Lusaka International Airport, which is 14km from the city centre, receives most international flights
Things to Do in Lusaka, Zambia
Buy veggies in the open market
Lusaka City Market is placed close to the train station. Local farmers gather there to sell anything, from fruits to grain to clothes. It is a very colorful place, packed with people. Although chances are you might not be interested to buy many things, it is a great way to experience the local culture. If you do decide to buy something, bargain and don’t worry too much if you end up paying more than the locals. Like in any crowded place, take care of your belongings.
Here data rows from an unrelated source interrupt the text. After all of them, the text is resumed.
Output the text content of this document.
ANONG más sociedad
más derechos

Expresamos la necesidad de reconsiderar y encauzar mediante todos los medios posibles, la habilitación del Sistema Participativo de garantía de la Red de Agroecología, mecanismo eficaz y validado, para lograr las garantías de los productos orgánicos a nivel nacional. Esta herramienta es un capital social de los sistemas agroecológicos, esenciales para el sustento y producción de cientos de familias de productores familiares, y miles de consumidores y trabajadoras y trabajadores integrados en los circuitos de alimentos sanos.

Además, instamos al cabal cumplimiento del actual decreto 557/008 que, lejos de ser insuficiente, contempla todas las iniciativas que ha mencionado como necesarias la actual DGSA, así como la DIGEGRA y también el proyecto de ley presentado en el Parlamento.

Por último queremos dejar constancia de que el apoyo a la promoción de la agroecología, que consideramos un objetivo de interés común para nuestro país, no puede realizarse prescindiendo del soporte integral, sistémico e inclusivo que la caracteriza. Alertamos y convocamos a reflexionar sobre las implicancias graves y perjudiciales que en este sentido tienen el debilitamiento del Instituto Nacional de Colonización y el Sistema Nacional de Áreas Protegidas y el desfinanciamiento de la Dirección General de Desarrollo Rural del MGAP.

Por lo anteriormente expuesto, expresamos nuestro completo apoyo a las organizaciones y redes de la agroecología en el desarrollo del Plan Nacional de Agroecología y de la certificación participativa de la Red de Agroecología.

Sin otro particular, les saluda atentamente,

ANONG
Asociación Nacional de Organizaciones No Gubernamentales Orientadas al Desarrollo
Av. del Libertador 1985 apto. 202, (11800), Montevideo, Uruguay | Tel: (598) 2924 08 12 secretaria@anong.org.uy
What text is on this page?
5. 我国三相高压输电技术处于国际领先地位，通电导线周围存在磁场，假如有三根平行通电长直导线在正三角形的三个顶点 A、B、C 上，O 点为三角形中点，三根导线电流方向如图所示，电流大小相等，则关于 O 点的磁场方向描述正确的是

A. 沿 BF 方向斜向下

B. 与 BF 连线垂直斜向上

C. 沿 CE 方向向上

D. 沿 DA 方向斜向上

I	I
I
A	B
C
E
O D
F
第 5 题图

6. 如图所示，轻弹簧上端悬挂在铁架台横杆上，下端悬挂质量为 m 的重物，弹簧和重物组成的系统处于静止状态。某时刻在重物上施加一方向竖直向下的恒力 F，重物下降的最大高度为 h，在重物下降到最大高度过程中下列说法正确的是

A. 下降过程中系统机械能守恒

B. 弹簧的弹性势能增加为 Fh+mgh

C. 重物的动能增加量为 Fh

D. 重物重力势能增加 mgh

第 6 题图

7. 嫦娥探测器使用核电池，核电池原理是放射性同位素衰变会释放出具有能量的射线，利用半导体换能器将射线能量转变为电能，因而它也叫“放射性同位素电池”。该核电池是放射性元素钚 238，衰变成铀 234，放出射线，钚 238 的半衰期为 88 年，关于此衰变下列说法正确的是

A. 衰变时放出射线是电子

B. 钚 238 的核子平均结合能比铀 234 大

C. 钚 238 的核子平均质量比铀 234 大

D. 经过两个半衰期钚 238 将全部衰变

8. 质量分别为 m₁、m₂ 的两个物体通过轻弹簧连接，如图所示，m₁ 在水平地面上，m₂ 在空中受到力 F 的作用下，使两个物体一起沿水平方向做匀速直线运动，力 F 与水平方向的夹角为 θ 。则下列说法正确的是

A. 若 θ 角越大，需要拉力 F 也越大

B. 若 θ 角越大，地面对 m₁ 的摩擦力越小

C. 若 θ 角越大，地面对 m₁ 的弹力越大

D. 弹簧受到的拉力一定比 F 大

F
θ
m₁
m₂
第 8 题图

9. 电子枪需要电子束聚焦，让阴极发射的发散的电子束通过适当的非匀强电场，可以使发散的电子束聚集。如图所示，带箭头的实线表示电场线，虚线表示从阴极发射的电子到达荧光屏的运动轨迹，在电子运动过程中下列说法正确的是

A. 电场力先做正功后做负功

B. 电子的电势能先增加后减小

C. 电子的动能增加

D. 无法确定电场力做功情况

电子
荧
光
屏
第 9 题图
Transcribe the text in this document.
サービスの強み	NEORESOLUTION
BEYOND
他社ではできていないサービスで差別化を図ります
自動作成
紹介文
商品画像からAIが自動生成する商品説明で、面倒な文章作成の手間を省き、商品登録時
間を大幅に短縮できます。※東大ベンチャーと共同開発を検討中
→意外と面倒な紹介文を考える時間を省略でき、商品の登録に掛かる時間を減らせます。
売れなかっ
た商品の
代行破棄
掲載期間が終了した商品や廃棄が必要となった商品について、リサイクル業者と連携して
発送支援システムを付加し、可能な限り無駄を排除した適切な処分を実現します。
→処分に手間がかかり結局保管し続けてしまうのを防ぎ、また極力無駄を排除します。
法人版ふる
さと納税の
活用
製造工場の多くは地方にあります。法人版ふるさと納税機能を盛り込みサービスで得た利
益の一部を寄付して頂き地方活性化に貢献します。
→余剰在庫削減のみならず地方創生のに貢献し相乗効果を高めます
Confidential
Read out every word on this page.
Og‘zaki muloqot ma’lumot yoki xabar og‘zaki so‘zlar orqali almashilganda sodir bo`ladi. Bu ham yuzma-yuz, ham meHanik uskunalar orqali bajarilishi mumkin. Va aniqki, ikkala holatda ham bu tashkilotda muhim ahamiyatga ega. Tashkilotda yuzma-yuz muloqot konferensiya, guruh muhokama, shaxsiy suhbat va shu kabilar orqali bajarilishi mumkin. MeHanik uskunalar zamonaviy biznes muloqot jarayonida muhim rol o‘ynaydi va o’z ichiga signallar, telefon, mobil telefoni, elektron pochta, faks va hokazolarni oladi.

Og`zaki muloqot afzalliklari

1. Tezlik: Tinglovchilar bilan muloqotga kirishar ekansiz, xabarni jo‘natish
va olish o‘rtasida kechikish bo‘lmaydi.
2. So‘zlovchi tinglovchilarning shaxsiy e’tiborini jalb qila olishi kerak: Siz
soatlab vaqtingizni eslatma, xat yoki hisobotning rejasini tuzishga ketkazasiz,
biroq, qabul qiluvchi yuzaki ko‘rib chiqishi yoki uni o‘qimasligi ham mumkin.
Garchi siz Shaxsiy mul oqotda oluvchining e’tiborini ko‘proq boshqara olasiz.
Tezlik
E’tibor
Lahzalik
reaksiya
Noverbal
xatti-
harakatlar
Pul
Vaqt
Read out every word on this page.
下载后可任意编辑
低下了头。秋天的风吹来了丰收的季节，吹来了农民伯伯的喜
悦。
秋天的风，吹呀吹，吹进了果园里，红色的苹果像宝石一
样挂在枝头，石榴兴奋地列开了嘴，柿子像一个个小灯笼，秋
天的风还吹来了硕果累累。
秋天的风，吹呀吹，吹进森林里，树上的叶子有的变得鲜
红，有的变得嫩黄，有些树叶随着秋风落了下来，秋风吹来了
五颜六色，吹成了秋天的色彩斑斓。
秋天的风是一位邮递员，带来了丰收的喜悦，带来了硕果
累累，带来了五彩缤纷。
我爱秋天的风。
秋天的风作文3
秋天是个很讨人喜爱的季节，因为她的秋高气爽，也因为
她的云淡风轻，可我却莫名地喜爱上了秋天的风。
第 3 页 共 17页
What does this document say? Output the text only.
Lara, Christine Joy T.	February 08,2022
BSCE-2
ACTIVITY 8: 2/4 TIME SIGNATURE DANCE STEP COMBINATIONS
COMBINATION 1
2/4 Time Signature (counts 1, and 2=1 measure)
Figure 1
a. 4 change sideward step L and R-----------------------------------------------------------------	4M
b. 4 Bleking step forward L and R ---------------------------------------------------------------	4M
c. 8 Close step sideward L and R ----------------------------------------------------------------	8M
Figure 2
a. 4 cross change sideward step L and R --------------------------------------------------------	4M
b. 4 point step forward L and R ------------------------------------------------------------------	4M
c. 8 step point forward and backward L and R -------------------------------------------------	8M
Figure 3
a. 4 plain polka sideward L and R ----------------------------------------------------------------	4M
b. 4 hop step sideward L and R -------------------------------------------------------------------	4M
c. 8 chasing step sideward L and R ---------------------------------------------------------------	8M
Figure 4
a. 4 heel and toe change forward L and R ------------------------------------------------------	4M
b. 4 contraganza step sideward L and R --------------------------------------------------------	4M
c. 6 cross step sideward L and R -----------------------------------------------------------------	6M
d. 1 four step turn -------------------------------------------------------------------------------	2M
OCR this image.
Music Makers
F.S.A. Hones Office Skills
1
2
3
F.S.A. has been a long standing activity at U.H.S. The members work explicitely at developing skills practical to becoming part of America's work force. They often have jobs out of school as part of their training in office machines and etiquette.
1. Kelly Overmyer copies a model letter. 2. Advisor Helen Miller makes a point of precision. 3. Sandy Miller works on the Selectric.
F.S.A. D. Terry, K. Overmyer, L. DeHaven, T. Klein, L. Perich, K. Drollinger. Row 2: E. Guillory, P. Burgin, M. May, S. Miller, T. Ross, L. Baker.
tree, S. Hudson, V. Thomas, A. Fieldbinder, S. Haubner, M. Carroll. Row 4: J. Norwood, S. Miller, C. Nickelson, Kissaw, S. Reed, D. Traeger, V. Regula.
Discover Zambian artwork while visiting Namwandwe Art and Sculpture Gallery
Located about 15 km (9.3 miles) away from the city center, it might be a bit tricky to get to if you don’t have your own transportation. The exhibition focuses on contemporary Zambian art, as part of the personal collection of John Kapotwe. The gallery is part of John Kapotwe’s personal house. If you are interested to learn more about Zambian artworks, this is a place you can’t miss. Besides, it’s the only one of its kind in Lusaka.
Munda Wanga Environmental Park
Munda Wanga Environmental Park is a rescue center and a zoo located 16 km (10 mi) away from the city. The animals they have here are diverse, yet it does not compare to viewing wildlife in one of the national parks. In case you feel like going on a walk, another point of interest close by is the botanical garden. Locals enjoy coming here for picnics, since there aren’t many other opportunities in the city.
The National Museum
Pat cheetahs at Chaminuka Luxury Lodge and Game Reserve
Although it’s just 25 km (15 mi) away from Lusaka, it seems a totally different world. Chaminuka is both a lodge and a conservancy. Don’t expect the same amount of animals like in a national park - the area is much smaller and some of the animals are rather accustomed to people. However, they offer a wide range of activities from fishing to bird watching to bush walks and walking with cheetahs!
Observe crocodiles at Kalimba Reptile Park
Enthusiastic to see reptiles of all sorts? This is the perfect place for you. Here you can see pythons, huge crocodiles, turtles and other snake species. If you’re traveling with your kids, this is a place you can consider stopping. It’s northeast from Lusaka, about 20 km (12 mi) away. You can plan spending here an afternoon or just a few hours. In case you’re not vegetarian, they also offer crocodile meat hamburgers and barbecue.
Lusaka National Park
Zambia’s newest and smallest national park is very close to Lusaka, making it a good destination for a day trip. Although there are yet many animals, you should be able to see rhinos and maybe giraffes and zebras. The chosen location of Lusaka National Park is rather curious - close to the city and populated area. You can plan a few hours for the visit.